Great virtue: Volume! Much of it is in front of the driver, and therefore useless, but the impression is of a vast cavity easily accessed through the side "suicide" doors. The rear seat is set way back--as in the forthcoming Chevy Malibu Maxx--which means an almost unusably large, Checker-Cab quantity of legroom. A man could blog from in there! The seats do-si-do into some kind of bed--I didn't try that, but they moved easily out of the way when I did decide to haul my unwieldy 7-foot dining table out from storage. The table just barely fit inside--see photo--but that's more than I could say for almost any other $20,000 enclosed vehicle I could name.

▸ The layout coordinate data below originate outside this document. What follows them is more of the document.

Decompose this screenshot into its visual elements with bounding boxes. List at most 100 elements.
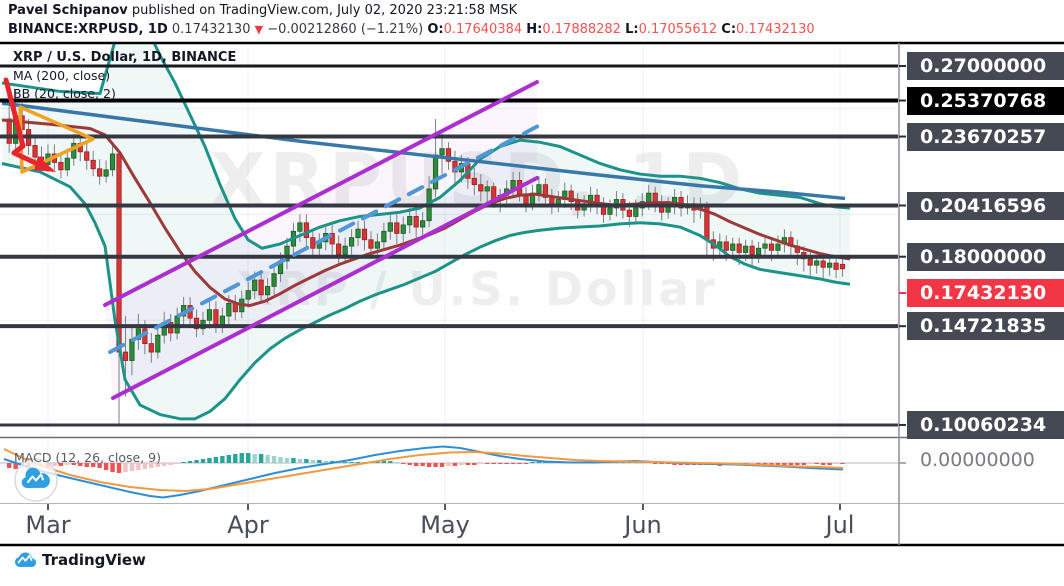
macd-histogram-bar [194, 460, 199, 463]
candle [226, 302, 232, 317]
time-axis-label-jun: Jun [624, 511, 662, 539]
candle [394, 222, 400, 234]
candle [607, 207, 613, 215]
macd-histogram-bar [265, 455, 270, 463]
open-value: 0.17640384 [443, 22, 523, 37]
macd-histogram-bar [375, 462, 380, 463]
macd-histogram-bar [620, 462, 626, 463]
macd-histogram-bar [129, 463, 135, 471]
candle [820, 260, 826, 268]
candle [310, 237, 316, 249]
macd-histogram-bar [65, 463, 70, 465]
channel-lower-line[interactable] [111, 176, 539, 400]
macd-histogram-bar [381, 461, 387, 463]
tradingview-watermark-badge [14, 458, 58, 502]
macd-histogram-bar [394, 462, 399, 463]
candle [109, 153, 116, 171]
price-axis-label: 0.18000000 [907, 242, 1064, 271]
macd-histogram-bar [278, 457, 283, 463]
tradingview-footer-logo[interactable]: TradingView [14, 551, 146, 569]
pane-borders [0, 41, 1064, 547]
chart-legend-title[interactable]: XRP / U.S. Dollar, 1D, BINANCE [13, 50, 237, 65]
triangle-down-icon: ▼ [254, 23, 264, 36]
macd-histogram-bar [304, 459, 309, 463]
macd-histogram-bar [168, 463, 173, 465]
candle [303, 222, 309, 239]
candle [284, 245, 290, 262]
candle [833, 262, 839, 270]
macd-histogram-bar [808, 463, 813, 464]
macd-histogram-bar [116, 463, 122, 473]
macd-histogram-bar [252, 454, 257, 463]
last-price: 0.17432130 [171, 22, 251, 37]
macd-histogram-bar [297, 459, 303, 463]
candle [568, 190, 574, 203]
bb-upper-band [1, 44, 851, 250]
dashed-trendline[interactable] [108, 124, 540, 354]
macd-histogram-bar [239, 453, 244, 463]
legend-ma-indicator[interactable]: MA (200, close) [13, 68, 111, 83]
time-axis-label-may: May [420, 511, 470, 539]
macd-histogram-bar [310, 460, 316, 463]
open-label: O: [427, 22, 444, 37]
bb-lower-band [1, 162, 851, 421]
macd-histogram-bar [795, 463, 800, 465]
horizontal-levels[interactable] [0, 64, 898, 427]
candle [775, 243, 781, 251]
high-label: H: [526, 22, 543, 37]
candle [542, 184, 548, 198]
macd-histogram-bar [78, 463, 83, 466]
macd-histogram-bar [103, 463, 109, 470]
candle [749, 245, 755, 255]
legend-macd-indicator[interactable]: MACD (12, 26, close, 9) [14, 450, 161, 465]
candle [723, 241, 729, 251]
candle [420, 220, 426, 228]
candle [122, 351, 129, 361]
candle [432, 154, 439, 190]
candle [193, 317, 200, 330]
macd-histogram-bar [388, 461, 393, 463]
macd-histogram-bar [478, 463, 483, 464]
low-label: L: [625, 22, 639, 37]
macd-histogram-bar [52, 463, 57, 466]
candle [64, 157, 70, 171]
macd-histogram-bar [756, 463, 761, 464]
macd-histogram-bar [530, 462, 535, 463]
ma200-line [1, 101, 846, 201]
legend-bb-indicator[interactable]: BB (20, close, 2) [13, 86, 116, 101]
candle [297, 222, 303, 232]
candle [32, 145, 38, 158]
price-axis-label: 0.10060234 [907, 410, 1064, 439]
macd-histogram-bar [820, 463, 826, 465]
macd-histogram-bar [420, 463, 425, 466]
macd-histogram-bar [233, 454, 238, 463]
byline-rest: published on TradingView.com, July 02, 2… [127, 3, 518, 18]
candle [839, 263, 846, 270]
macd-histogram-bar [452, 463, 458, 466]
arrow-drawing[interactable] [3, 77, 43, 168]
macd-histogram-bar [123, 463, 128, 472]
macd-histogram-bar [788, 463, 794, 465]
time-axis-label-mar: Mar [25, 511, 71, 539]
macd-histogram-bar [220, 456, 225, 463]
macd-histogram-bar [827, 463, 832, 465]
macd-histogram-bar [485, 463, 490, 464]
macd-histogram-bar [465, 463, 471, 465]
byline: Pavel Schipanov published on TradingView… [8, 3, 517, 18]
channel-upper-line[interactable] [103, 80, 539, 307]
macd-histogram-bar [13, 463, 18, 469]
macd-histogram-bar [491, 463, 496, 464]
time-axis-label-jul: Jul [825, 511, 855, 539]
candle [103, 169, 109, 177]
macd-histogram-bar [775, 463, 781, 465]
macd-histogram-bar [181, 462, 186, 463]
price-axis-label: 0.25370768 [907, 86, 1064, 115]
candle [743, 245, 749, 253]
candle [355, 228, 361, 239]
macd-histogram-bar [226, 455, 232, 463]
main-pane[interactable] [0, 24, 898, 427]
macd-histogram-bar [801, 463, 806, 465]
macd-histogram-bar [782, 463, 787, 465]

Performance: Corners well for a room! With its high center of gravity, the Element tips but holds on stably. The yawing will scare you into slowing down well before it starts to slide. As the conductor ... I mean, driver, you sit up high--as high as in a typical SUV--which seems to be enough to trigger the Darwinian intimidation gene. Other drivers get out of your way. Soon I was unconsciously flinging around this Biosphere 3 with obnoxious disregard for the rights of others. ... Predictably, the tall, slabby Element gets blown about by side winds. On a gusty freeway it was no fun at all.